3.34 A significant issue for the Listeners is the lack of appropriate facilities within the residential areas for confidential meetings. Due to the regular overcrowding most cells have two prisoners and if a Listener is asked to see a client and there are two prisoners in the cell the other prisoner is asked to leave. This is not acceptable and a more appropriate location for such meetings should be found.
3.35 A lack of appropriate interview space is also a problem for ACT2Care case conferences. Inspectors witnessed a case conference which occurred over a weekend and was held in the laundry. The case conference was conducted whilst staff and the prisoner were standing around a table. Although the staff were able to build an excellent rapport with the prisoner and get him to speak openly, this is not an appropriate environment in which to conduct a case conference.
3.36 The local Suicide Risk Management Group ( SRMG) meets on a regular basis and inspection of the minutes indicates good attendance and appropriate topics discussed. Samaritans and Listeners attend SRMG meetings.
3.37 Overall, Inverness provides a safe and supportive environment for prisoners, and suicide risk management procedures, even if somewhat risk averse, are able to support vulnerable prisoners through a crisis.
3.38 Prisoners regularly reported that the prison was safe. Vulnerable prisoners who tend to feel less safe reported that staff ensured they were not verbally or physically abused. In the current year to the inspection there had been two prisoner-on-prisoner assaults against a target of one. In the previous year there was one prisoner-on-prisoner assault. Most assaults are a consequence of something which has happened in the community. Improved liaison with the police means that information is often received which allows preventive action to be taken.
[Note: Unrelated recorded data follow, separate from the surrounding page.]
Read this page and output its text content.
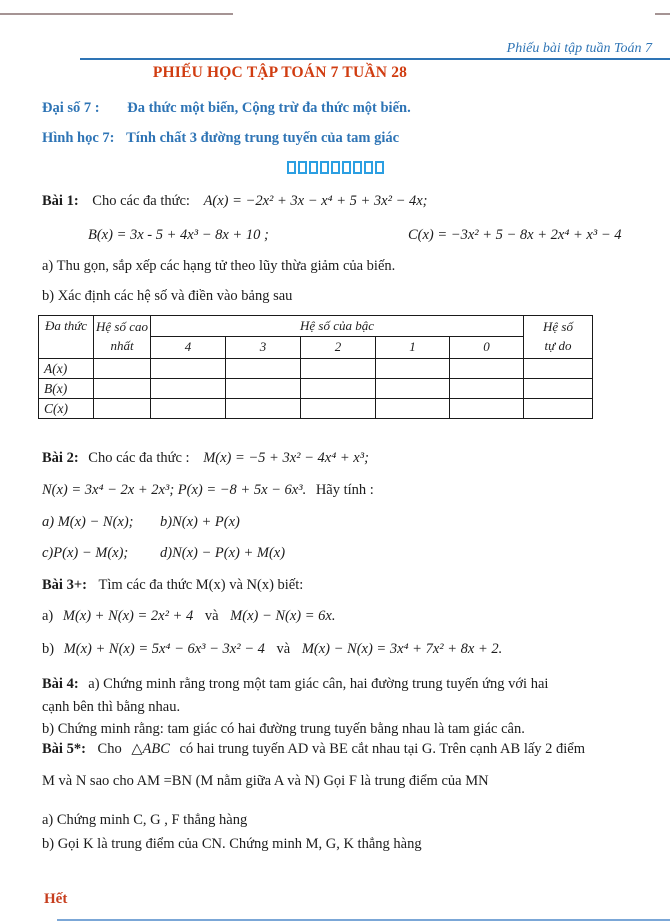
Phiếu bài tập tuần Toán 7
PHIẾU HỌC TẬP TOÁN 7 TUẦN 28
Đại số 7 : Đa thức một biến, Cộng trừ đa thức một biến.
Hình học 7: Tính chất 3 đường trung tuyến của tam giác
Bài 1: Cho các đa thức: A(x) = −2x² + 3x − x⁴ + 5 + 3x² − 4x;
B(x) = 3x - 5 + 4x³ − 8x + 10 ;	C(x) = −3x² + 5 − 8x + 2x⁴ + x³ − 4
a) Thu gọn, sắp xếp các hạng tử theo lũy thừa giảm của biến.
b) Xác định các hệ số và điền vào bảng sau
Đa thức	Hệ số cao
nhất
	Hệ số của bậc	Hệ số
tự do

		4	3	2	1	0	
A(x)							
B(x)							
C(x)							
Bài 2: Cho các đa thức : M(x) = −5 + 3x² − 4x⁴ + x³;
N(x) = 3x⁴ − 2x + 2x³; P(x) = −8 + 5x − 6x³. Hãy tính :
a) M(x) − N(x); b)N(x) + P(x)
c)P(x) − M(x); d)N(x) − P(x) + M(x)
Bài 3+: Tìm các đa thức M(x) và N(x) biết:
a) M(x) + N(x) = 2x² + 4 và M(x) − N(x) = 6x.
b) M(x) + N(x) = 5x⁴ − 6x³ − 3x² − 4 và M(x) − N(x) = 3x⁴ + 7x² + 8x + 2.
Bài 4: a) Chứng minh rằng trong một tam giác cân, hai đường trung tuyến ứng với hai
cạnh bên thì bằng nhau.
b) Chứng minh rằng: tam giác có hai đường trung tuyến bằng nhau là tam giác cân.
Bài 5*: Cho △ABC có hai trung tuyến AD và BE cắt nhau tại G. Trên cạnh AB lấy 2 điểm
M và N sao cho AM =BN (M nằm giữa A và N) Gọi F là trung điểm của MN
a) Chứng minh C, G , F thẳng hàng
b) Gọi K là trung điểm của CN. Chứng minh M, G, K thẳng hàng
Hết
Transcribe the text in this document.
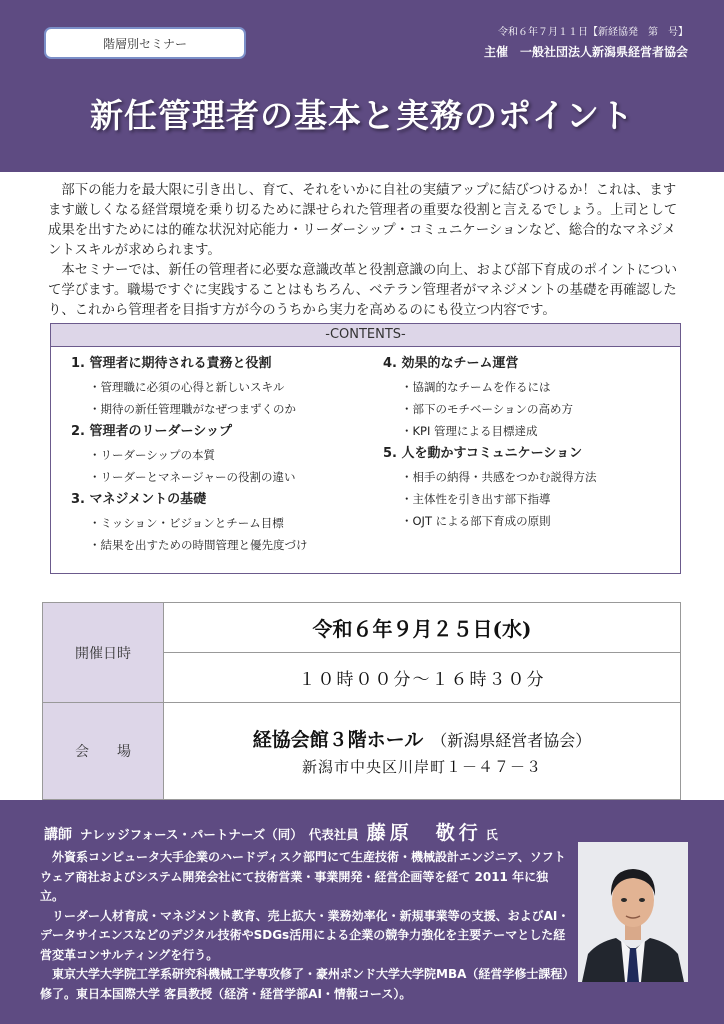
階層別セミナー
令和６年７月１１日【新経協発　第　号】
主催　一般社団法人新潟県経営者協会
新任管理者の基本と実務のポイント

部下の能力を最大限に引き出し、育て、それをいかに自社の実績アップに結びつけるか！これは、ますます厳しくなる経営環境を乗り切るために課せられた管理者の重要な役割と言えるでしょう。上司として成果を出すためには的確な状況対応能力・リーダーシップ・コミュニケーションなど、総合的なマネジメントスキルが求められます。

本セミナーでは、新任の管理者に必要な意識改革と役割意識の向上、および部下育成のポイントについて学びます。職場ですぐに実践することはもちろん、ベテラン管理者がマネジメントの基礎を再確認したり、これから管理者を目指す方が今のうちから実力を高めるのにも役立つ内容です。

-CONTENTS-
1. 管理者に期待される責務と役割
・管理職に必須の心得と新しいスキル
・期待の新任管理職がなぜつまずくのか
2. 管理者のリーダーシップ
・リーダーシップの本質
・リーダーとマネージャーの役割の違い
3. マネジメントの基礎
・ミッション・ビジョンとチーム目標
・結果を出すための時間管理と優先度づけ
4. 効果的なチーム運営
・協調的なチームを作るには
・部下のモチベーションの高め方
・KPI 管理による目標達成
5. 人を動かすコミュニケーション
・相手の納得・共感をつかむ説得方法
・主体性を引き出す部下指導
・OJT による部下育成の原則
開催日時
会　　場
令和６年９月２５日(水)
１０時００分～１６時３０分
経協会館３階ホール （新潟県経営者協会）
新潟市中央区川岸町１－４７－３
講師 ナレッジフォース・パートナーズ（同） 代表社員 藤原　敬行 氏

外資系コンピュータ大手企業のハードディスク部門にて生産技術・機械設計エンジニア、ソフトウェア商社およびシステム開発会社にて技術営業・事業開発・経営企画等を経て 2011 年に独立。

リーダー人材育成・マネジメント教育、売上拡大・業務効率化・新規事業等の支援、およびAI・データサイエンスなどのデジタル技術やSDGs活用による企業の競争力強化を主要テーマとした経営変革コンサルティングを行う。

東京大学大学院工学系研究科機械工学専攻修了・豪州ボンド大学大学院MBA（経営学修士課程）修了。東日本国際大学 客員教授（経済・経営学部AI・情報コース）。
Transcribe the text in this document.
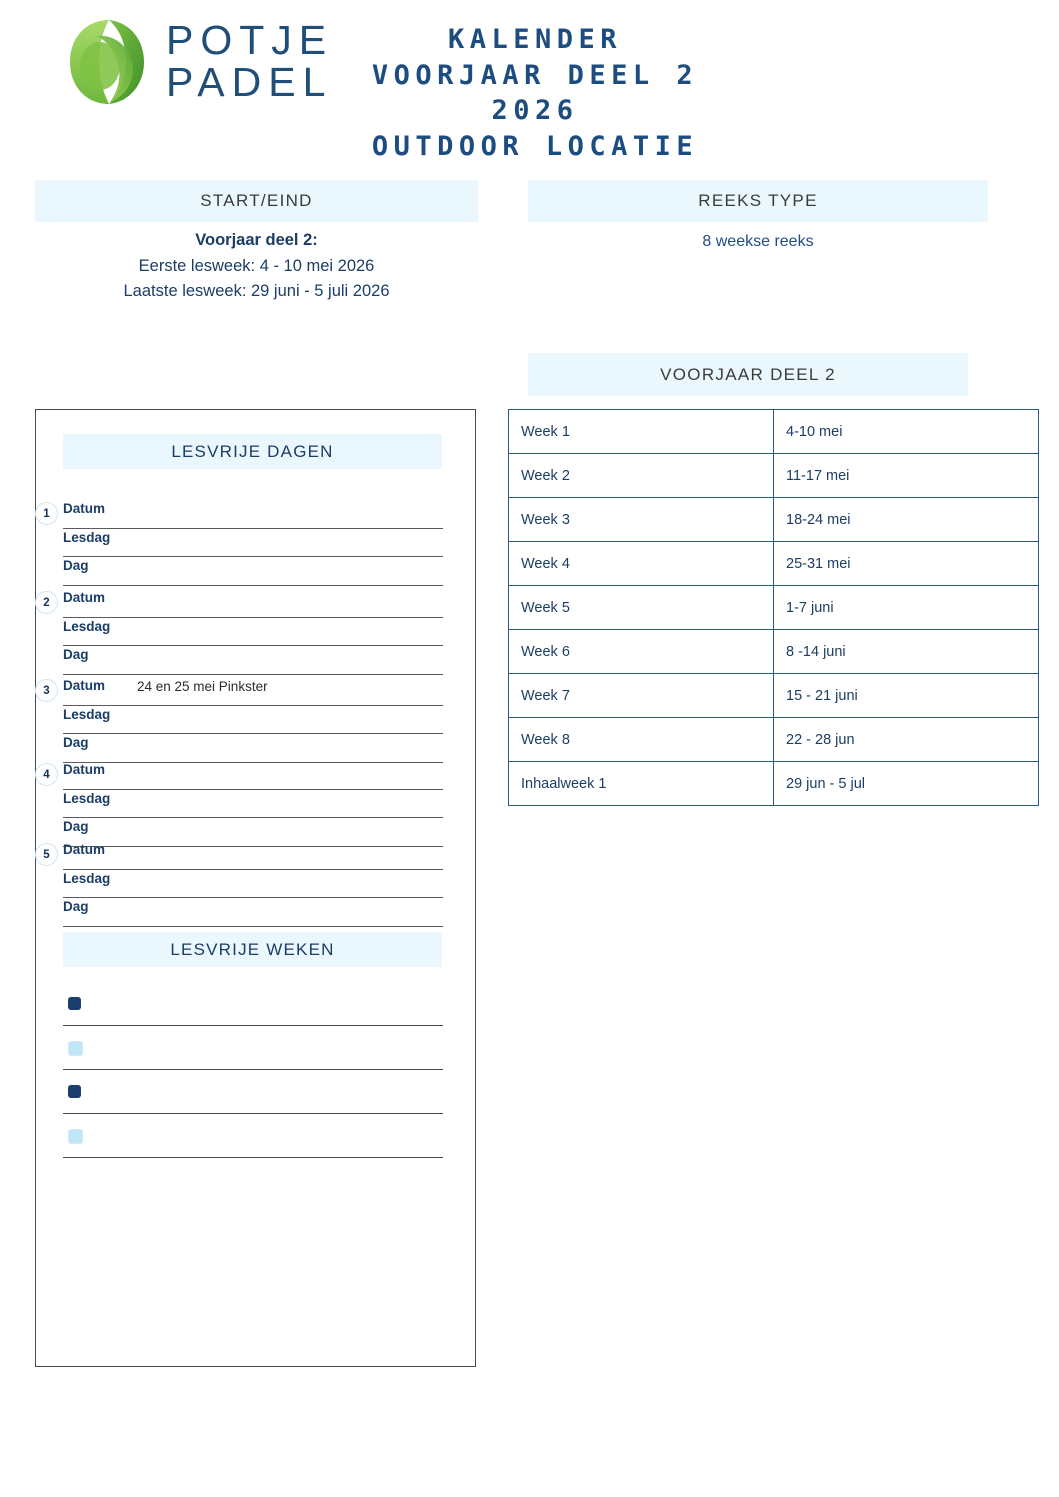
POTJE
PADEL
KALENDER
VOORJAAR DEEL 2
2026
OUTDOOR LOCATIE
START/EIND
Voorjaar deel 2:
Eerste lesweek: 4 - 10 mei 2026
Laatste lesweek: 29 juni - 5 juli 2026
REEKS TYPE
8 weekse reeks
VOORJAAR DEEL 2
Week 1	4-10 mei
Week 2	11-17 mei
Week 3	18-24 mei
Week 4	25-31 mei
Week 5	1-7 juni
Week 6	8 -14 juni
Week 7	15 - 21 juni
Week 8	22 - 28 jun
Inhaalweek 1	29 jun - 5 jul
LESVRIJE DAGEN
1 Datum
Lesdag
Dag
2 Datum
Lesdag
Dag
3 Datum	24 en 25 mei Pinkster
Lesdag
Dag
4 Datum
Lesdag
Dag
5 Datum
Lesdag
Dag
LESVRIJE WEKEN
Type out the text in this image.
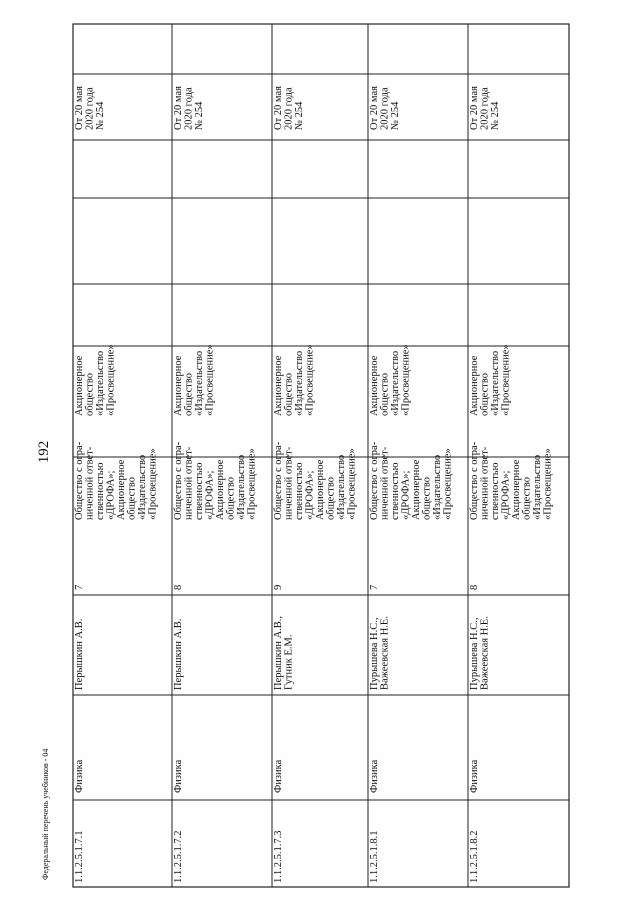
192
Федеральный перечень учебников - 04 1.1.2.5.1.7.1
Физика
Перышкин А.В.
7
Общество с огра-ниченной ответ-ственностью«ДРОФА»;Акционерноеобщество«Издательство«Просвещение»
Акционерноеобщество«Издательство«Просвещение»
От 20 мая2020 года№ 254
1.1.2.5.1.7.2
Физика
Перышкин А.В.
8
Общество с огра-ниченной ответ-ственностью«ДРОФА»;Акционерноеобщество«Издательство«Просвещение»
Акционерноеобщество«Издательство«Просвещение»
От 20 мая2020 года№ 254
1.1.2.5.1.7.3
Физика
Перышкин А.В.,Гутник Е.М.
9
Общество с огра-ниченной ответ-ственностью«ДРОФА»;Акционерноеобщество«Издательство«Просвещение»
Акционерноеобщество«Издательство«Просвещение»
От 20 мая2020 года№ 254
1.1.2.5.1.8.1
Физика
Пурышева Н.С.,Важеевская Н.Е.
7
Общество с огра-ниченной ответ-ственностью«ДРОФА»;Акционерноеобщество«Издательство«Просвещение»
Акционерноеобщество«Издательство«Просвещение»
От 20 мая2020 года№ 254
1.1.2.5.1.8.2
Физика
Пурышева Н.С.,Важеевская Н.Е.
8
Общество с огра-ниченной ответ-ственностью«ДРОФА»;Акционерноеобщество«Издательство«Просвещение»
Акционерноеобщество«Издательство«Просвещение»
От 20 мая2020 года№ 254
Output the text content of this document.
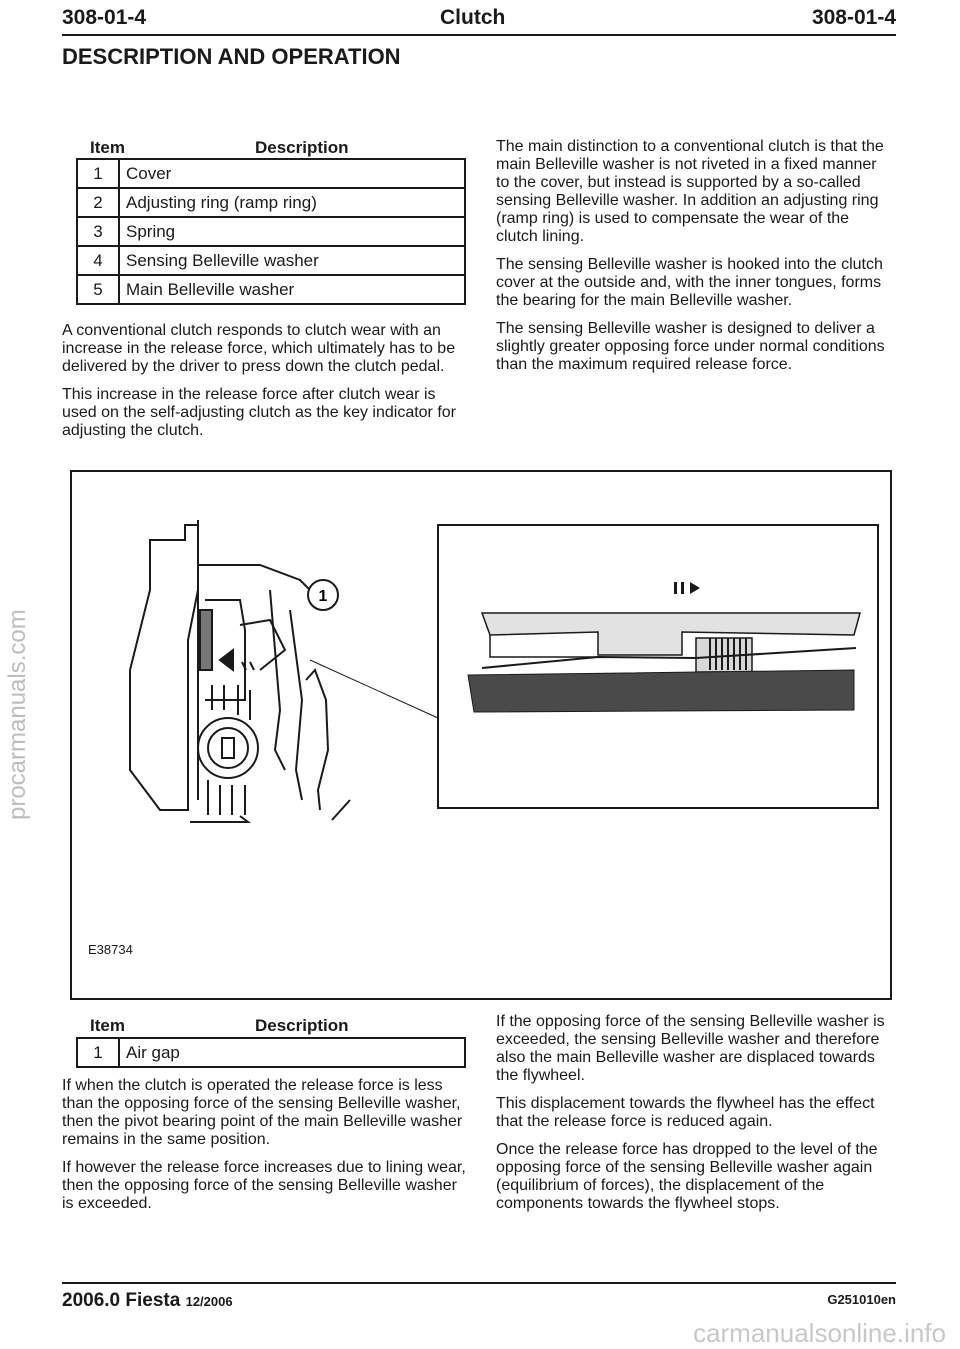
308-01-4	Clutch	308-01-4
DESCRIPTION AND OPERATION
Item	Description
1	Cover
2	Adjusting ring (ramp ring)
3	Spring
4	Sensing Belleville washer
5	Main Belleville washer

A conventional clutch responds to clutch wear with an increase in the release force, which ultimately has to be delivered by the driver to press down the clutch pedal.

This increase in the release force after clutch wear is used on the self-adjusting clutch as the key indicator for adjusting the clutch.

The main distinction to a conventional clutch is that the main Belleville washer is not riveted in a fixed manner to the cover, but instead is supported by a so-called sensing Belleville washer. In addition an adjusting ring (ramp ring) is used to compensate the wear of the clutch lining.

The sensing Belleville washer is hooked into the clutch cover at the outside and, with the inner tongues, forms the bearing for the main Belleville washer.

The sensing Belleville washer is designed to deliver a slightly greater opposing force under normal conditions than the maximum required release force.

1
E38734
Item	Description
1	Air gap

If when the clutch is operated the release force is less than the opposing force of the sensing Belleville washer, then the pivot bearing point of the main Belleville washer remains in the same position.

If however the release force increases due to lining wear, then the opposing force of the sensing Belleville washer is exceeded.

If the opposing force of the sensing Belleville washer is exceeded, the sensing Belleville washer and therefore also the main Belleville washer are displaced towards the flywheel.

This displacement towards the flywheel has the effect that the release force is reduced again.

Once the release force has dropped to the level of the opposing force of the sensing Belleville washer again (equilibrium of forces), the displacement of the components towards the flywheel stops.

2006.0 Fiesta 12/2006	G251010en
procarmanuals.com
carmanualsonline.info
3.39 The last reportable prisoner-on-staff assault was two years ago. The number of prisoner removals under restraint showed a slight increase in the current year over the previous one. In 2006 the monthly average was 1.5 per month whilst in the year up to the inspection there was a monthly average of 1.9. Planned removals are not video recorded. This should be addressed. Handcuffs have not been used in the past two years.
3.40 All allegations of staff-on-prisoner assaults are reported to the police for investigation.
3.41 Night duty cover is provided by a group of permanent night duty staff who have built up a high level of experience and expertise. A comprehensive set of night and emergency instructions are available. However, some of the instructions and paperwork in the night folders are outdated. This should be addressed.
3.42 None of the night duty staff are trained in first aid but all have a current competence in "first on the scene" procedures which includes emergency resuscitation.
3.43 Night duty staff displayed a good knowledge of procedures, and inspectors were satisfied that they could deal effectively with a range of potential situations which might occur during the night.